Глыба черного бездонного мрака истаяла у всех на глазах, полностью войдя в тело разбойника. То, что некогда было крысоподобным Зиммадом неловко, двигаясь, словно ожившее изваяние, поднялось с колен и повернулось в сторону каравана. Глаза его зияли чернильным мраком, и, верю, они смотрели и видели вне нашего мира. Они сами были провалом в иной, абсолютно чуждый нам мир, по сравнению с которым даже Преисподняя Хогона может показаться раем! Глядя на это, я просто оцепенел, превратившись в недвижимого истукана наподобие тех, что воздвигают возле черных алтарей Кхурба. Внезапно Зиммад, вернее то, что стало им, воздело руки вверх и задрало голову, точно человек, собирающийся страшно, отчаянно закричать, ниспосылая богам проклятья...
Оно тоже не закричало... тоже не успело... Человеческая плоть была не способна вмещать в себе демона столь могущественного и разрушительного.
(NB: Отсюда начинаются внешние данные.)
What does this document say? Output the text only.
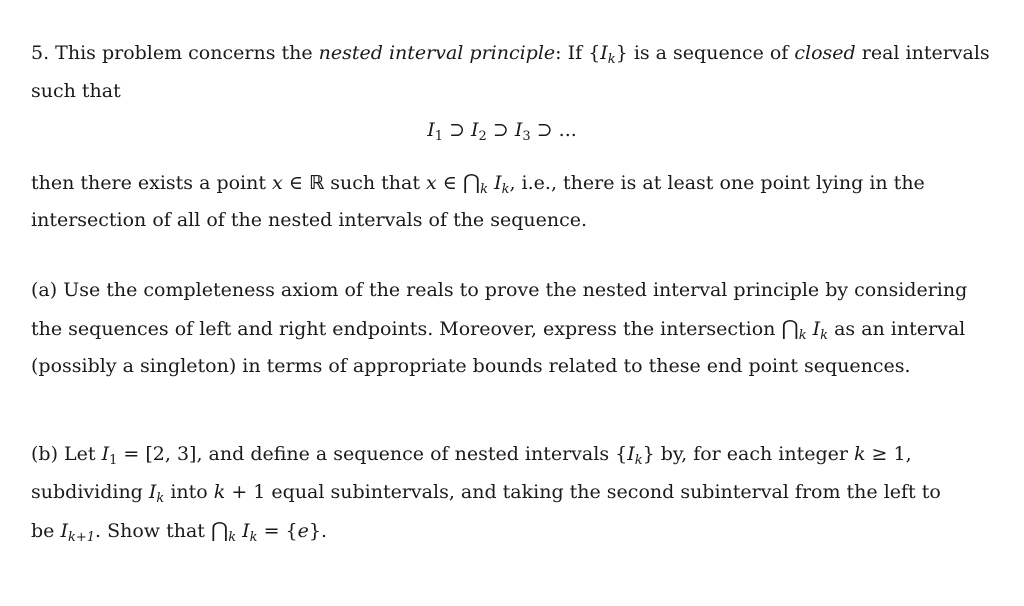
5. This problem concerns the nested interval principle: If $\{I_k\}$ is a sequence of closed real intervals
such that
$I_1$ ⊃ $I_2$ ⊃ $I_3$ ⊃ ...
then there exists a point x ∈ ℝ such that x ∈ $⋂_k$ $I_k$, i.e., there is at least one point lying in the
intersection of all of the nested intervals of the sequence.
(a) Use the completeness axiom of the reals to prove the nested interval principle by considering
the sequences of left and right endpoints. Moreover, express the intersection $⋂_k$ $I_k$ as an interval
(possibly a singleton) in terms of appropriate bounds related to these end point sequences.
(b) Let $I_1 = [2$, 3], and define a sequence of nested intervals $\{I_k\}$ by, for each integer k ≥ 1,
subdividing $I_k$ into k + 1 equal subintervals, and taking the second subinterval from the left to
be $I_{k+1}$. Show that $⋂_k$ $I_k = \{e\}$.
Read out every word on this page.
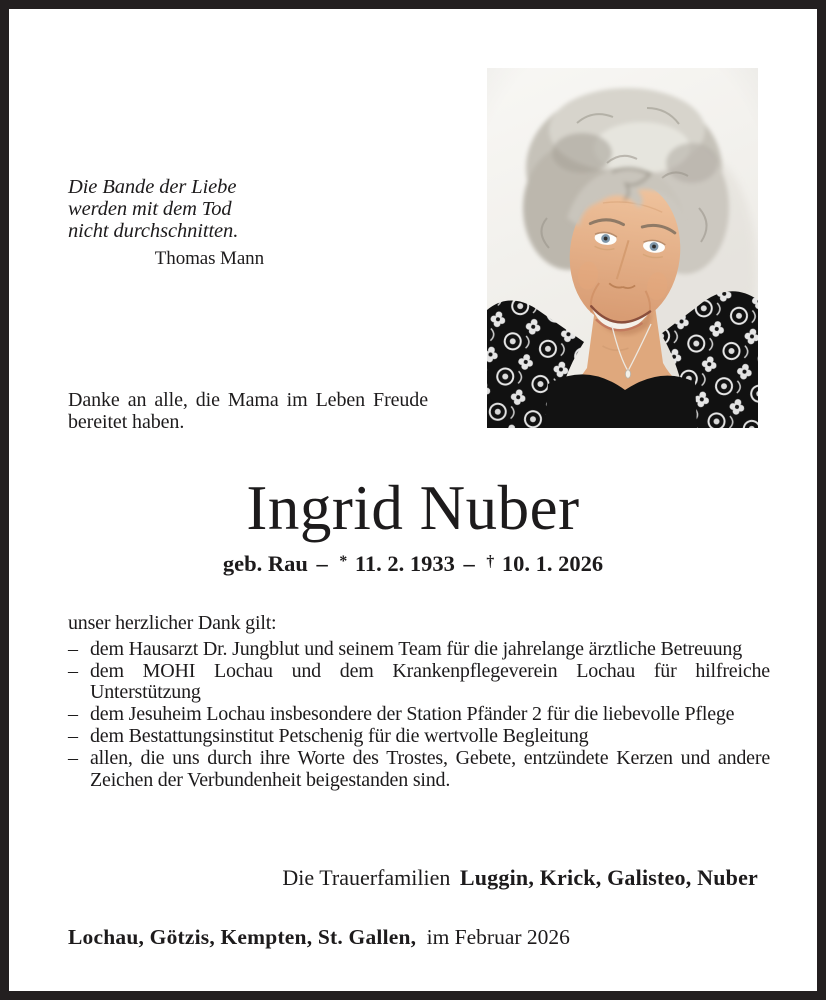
Die Bande der Liebe
werden mit dem Tod
nicht durchschnitten.
Thomas Mann
Danke an alle, die Mama im Leben Freude bereitet haben.
Ingrid Nuber
geb. Rau – * 11. 2. 1933 – † 10. 1. 2026

unser herzlicher Dank gilt:

– dem Hausarzt Dr. Jungblut und seinem Team für die jahrelange ärztliche Betreuung
– dem MOHI Lochau und dem Krankenpflegeverein Lochau für hilfreiche Unterstützung
– dem Jesuheim Lochau insbesondere der Station Pfänder 2 für die liebevolle Pflege
– dem Bestattungsinstitut Petschenig für die wertvolle Begleitung
– allen, die uns durch ihre Worte des Trostes, Gebete, entzündete Kerzen und andere Zeichen der Verbundenheit beigestanden sind.
Die Trauerfamilien Luggin, Krick, Galisteo, Nuber
Lochau, Götzis, Kempten, St. Gallen, im Februar 2026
Она рассыпалась невесомым прахом - в единый миг! И неизвестно откуда налетевший порыв ветра развеял его по пескам. Лишь череп Зиммада, с которого неведомая рука сдернула все покровы плоти, обнажив белеющую кость, какое-то время, висел в воздухе, вращаясь по кругу, поддерживаемый все той же незримой рукою. Наконец, он упал, едва не задев лапу Гай Канны. Оборотень слабо дернулся и попытался поднять голову, но не смог. Песок под ним был красен от крови.
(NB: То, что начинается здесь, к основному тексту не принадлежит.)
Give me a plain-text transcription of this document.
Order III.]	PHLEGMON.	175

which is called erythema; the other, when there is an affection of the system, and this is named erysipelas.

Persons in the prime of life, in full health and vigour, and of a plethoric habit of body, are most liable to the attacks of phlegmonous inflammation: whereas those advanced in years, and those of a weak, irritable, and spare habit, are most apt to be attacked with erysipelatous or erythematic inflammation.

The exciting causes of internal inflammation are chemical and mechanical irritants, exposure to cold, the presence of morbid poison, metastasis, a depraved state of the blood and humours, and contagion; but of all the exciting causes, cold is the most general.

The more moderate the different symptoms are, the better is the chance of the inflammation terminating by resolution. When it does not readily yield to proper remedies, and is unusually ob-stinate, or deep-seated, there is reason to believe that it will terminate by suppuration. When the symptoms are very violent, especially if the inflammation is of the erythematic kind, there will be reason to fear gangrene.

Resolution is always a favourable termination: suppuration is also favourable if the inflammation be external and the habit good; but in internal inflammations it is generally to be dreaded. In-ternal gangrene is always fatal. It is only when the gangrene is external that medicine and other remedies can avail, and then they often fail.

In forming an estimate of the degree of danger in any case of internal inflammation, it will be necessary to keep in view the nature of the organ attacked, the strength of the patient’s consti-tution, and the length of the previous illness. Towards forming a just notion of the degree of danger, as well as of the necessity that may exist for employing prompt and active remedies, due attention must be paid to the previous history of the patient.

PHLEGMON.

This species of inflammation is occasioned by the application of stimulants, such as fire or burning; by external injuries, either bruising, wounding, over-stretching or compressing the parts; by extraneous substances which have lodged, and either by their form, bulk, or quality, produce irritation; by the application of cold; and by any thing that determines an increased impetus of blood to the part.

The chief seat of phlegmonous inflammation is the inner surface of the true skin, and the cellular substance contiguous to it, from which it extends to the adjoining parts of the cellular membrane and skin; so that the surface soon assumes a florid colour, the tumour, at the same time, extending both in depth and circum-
Но он был жив! Гай Канна, доблестный тур-атта остался жив!
Соскочив с упирающегося, хрипящего коня, я побежал к уранийцу, по дороге остановившись лишь раз, чтобы поднять сброшенное им оружие - чудесный бриллевый меч и кинжалы. Его страшно изрубили, старина Кулдус. Кольчуга и куртка превратились в кровавые лохмотья, даром, что заколдованные. Ни один человек не остался бы жить, получив подобные раны, но я знал, что Гай Канна выживет. Не только потому, что он был оборотнем. Знаешь, о чем я подумал? Сама судьба и боги берегли этого юношу для еще более великих дел и свершений. Слишком странен он был, слишком необычен, слишком чужд. И потому не мог так просто умереть.
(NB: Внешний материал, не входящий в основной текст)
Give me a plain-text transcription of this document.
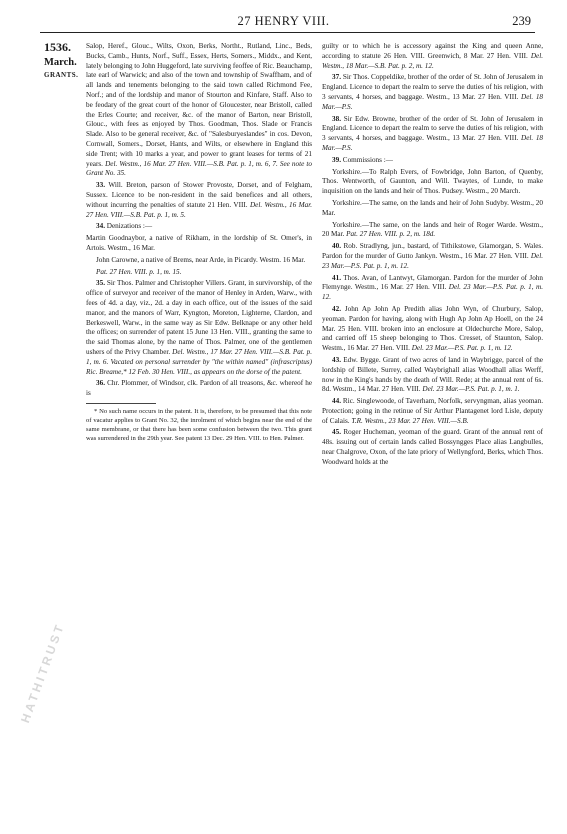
27 HENRY VIII.	239
1536.
March.
GRANTS.
HATHITRUST

Salop, Heref., Glouc., Wilts, Oxon, Berks, Northt., Rutland, Linc., Beds, Bucks, Camb., Hunts, Norf., Suff., Essex, Herts, Somers., Middx., and Kent, lately belonging to John Huggeford, late surviving feoffee of Ric. Beauchamp, late earl of Warwick; and also of the town and township of Swaffham, and of all lands and tenements belonging to the said town called Richmond Fee, Norf.; and of the lordship and manor of Stourton and Kinfare, Staff. Also to be feodary of the great court of the honor of Gloucester, near Bristoll, called the Erles Courte; and receiver, &c. of the manor of Barton, near Bristoll, Glouc., with fees as enjoyed by Thos. Goodman, Thos. Slade or Francis Slade. Also to be general receiver, &c. of "Salesburyeslandes" in cos. Devon, Cornwall, Somers., Dorset, Hants, and Wilts, or elsewhere in England this side Trent; with 10 marks a year, and power to grant leases for terms of 21 years. Del. Westm., 16 Mar. 27 Hen. VIII.—S.B. Pat. p. 1, m. 6, 7. See note to Grant No. 35.

33. Will. Breton, parson of Stower Provoste, Dorset, and of Felgham, Sussex. Licence to be non-resident in the said benefices and all others, without incurring the penalties of statute 21 Hen. VIII. Del. Westm., 16 Mar. 27 Hen. VIII.—S.B. Pat. p. 1, m. 5.

34. Denizations :—

Martin Goodnaybor, a native of Rikham, in the lordship of St. Omer's, in Artois. Westm., 16 Mar.

John Carowne, a native of Brems, near Arde, in Picardy. Westm. 16 Mar.

Pat. 27 Hen. VIII. p. 1, m. 15.

35. Sir Thos. Palmer and Christopher Villers. Grant, in survivorship, of the office of surveyor and receiver of the manor of Henley in Arden, Warw., with fees of 4d. a day, viz., 2d. a day in each office, out of the issues of the said manor, and the manors of Warr, Kyngton, Moreton, Lighterne, Clardon, and Berkeswell, Warw., in the same way as Sir Edw. Belknape or any other held the offices; on surrender of patent 15 June 13 Hen. VIII., granting the same to the said Thomas alone, by the name of Thos. Palmer, one of the gentlemen ushers of the Privy Chamber. Del. Westm., 17 Mar. 27 Hen. VIII.—S.B. Pat. p. 1, m. 6. Vacated on personal surrender by "the within named" (infrascriptus) Ric. Breame,* 12 Feb. 30 Hen. VIII., as appears on the dorse of the patent.

36. Chr. Plommer, of Windsor, clk. Pardon of all treasons, &c. whereof he is

* No such name occurs in the patent. It is, therefore, to be presumed that this note of vacatur applies to Grant No. 32, the inrolment of which begins near the end of the same membrane, or that there has been some confusion between the two. This grant was surrendered in the 29th year. See patent 13 Dec. 29 Hen. VIII. to Hen. Palmer.

guilty or to which he is accessory against the King and queen Anne, according to statute 26 Hen. VIII. Greenwich, 8 Mar. 27 Hen. VIII. Del. Westm., 18 Mar.—S.B. Pat. p. 2, m. 12.

37. Sir Thos. Coppeldike, brother of the order of St. John of Jerusalem in England. Licence to depart the realm to serve the duties of his religion, with 3 servants, 4 horses, and baggage. Westm., 13 Mar. 27 Hen. VIII. Del. 18 Mar.—P.S.

38. Sir Edw. Browne, brother of the order of St. John of Jerusalem in England. Licence to depart the realm to serve the duties of his religion, with 3 servants, 4 horses, and baggage. Westm., 13 Mar. 27 Hen. VIII. Del. 18 Mar.—P.S.

39. Commissions :—

Yorkshire.—To Ralph Evers, of Fowbridge, John Barton, of Quenby, Thos. Wentworth, of Gaunton, and Will. Twaytes, of Lunde, to make inquisition on the lands and heir of Thos. Pudsey. Westm., 20 March.

Yorkshire.—The same, on the lands and heir of John Sudyby. Westm., 20 Mar.

Yorkshire.—The same, on the lands and heir of Roger Warde. Westm., 20 Mar. Pat. 27 Hen. VIII. p. 2, m. 18d.

40. Rob. Stradlyng, jun., bastard, of Tithikstowe, Glamorgan, S. Wales. Pardon for the murder of Gutto Jankyn. Westm., 16 Mar. 27 Hen. VIII. Del. 23 Mar.—P.S. Pat. p. 1, m. 12.

41. Thos. Avan, of Lantwyt, Glamorgan. Pardon for the murder of John Flemynge. Westm., 16 Mar. 27 Hen. VIII. Del. 23 Mar.—P.S. Pat. p. 1, m. 12.

42. John Ap John Ap Predith alias John Wyn, of Churbury, Salop, yeoman. Pardon for having, along with Hugh Ap John Ap Hoell, on the 24 Mar. 25 Hen. VIII. broken into an enclosure at Oldechurche More, Salop, and carried off 15 sheep belonging to Thos. Cresset, of Staunton, Salop. Westm., 16 Mar. 27 Hen. VIII. Del. 23 Mar.—P.S. Pat. p. 1, m. 12.

43. Edw. Bygge. Grant of two acres of land in Waybrigge, parcel of the lordship of Billete, Surrey, called Waybrighall alias Woodhall alias Werff, now in the King's hands by the death of Will. Rede; at the annual rent of 6s. 8d. Westm., 14 Mar. 27 Hen. VIII. Del. 23 Mar.—P.S. Pat. p. 1, m. 1.

44. Ric. Singlewoode, of Taverham, Norfolk, servyngman, alias yeoman. Protection; going in the retinue of Sir Arthur Plantagenet lord Lisle, deputy of Calais. T.R. Westm., 23 Mar. 27 Hen. VIII.—S.B.

45. Roger Hucheman, yeoman of the guard. Grant of the annual rent of 48s. issuing out of certain lands called Bossyngges Place alias Langbulles, near Chalgrove, Oxon, of the late priory of Wellyngford, Berks, which Thos. Woodward holds at the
На моих глазах волк-Канна стал превращаться в Канну-человека. Жесткая черная шерсть втянулась в поры на его бледной коже, челюсти и уши стали уменьшаться, конечности же наоборот - удлинятся и разгибаться с жутким влажным хрустом, пока не приняли свой прежний облик. Вместе с ними вернулись в прежний вид изодранные окровавленные кольчуга и одежда. Глаза храброго юноши-уранийца были затуманены болью, и все же заметили меня и узнали. Судорожно схватив меня за руку, Гай Канна улыбнулся губами, на которых вздувались и лопались кровавые пузыри и что-то пробормотал на неизвестном мне наречии. Я не смог понять, что он пытался мне сказать. Разобрал лишь одно слово - "хаген". Ты не знаешь, что это значит на языке уранийцев, Кулдус? По мне так это скорее походит на какое-то имя.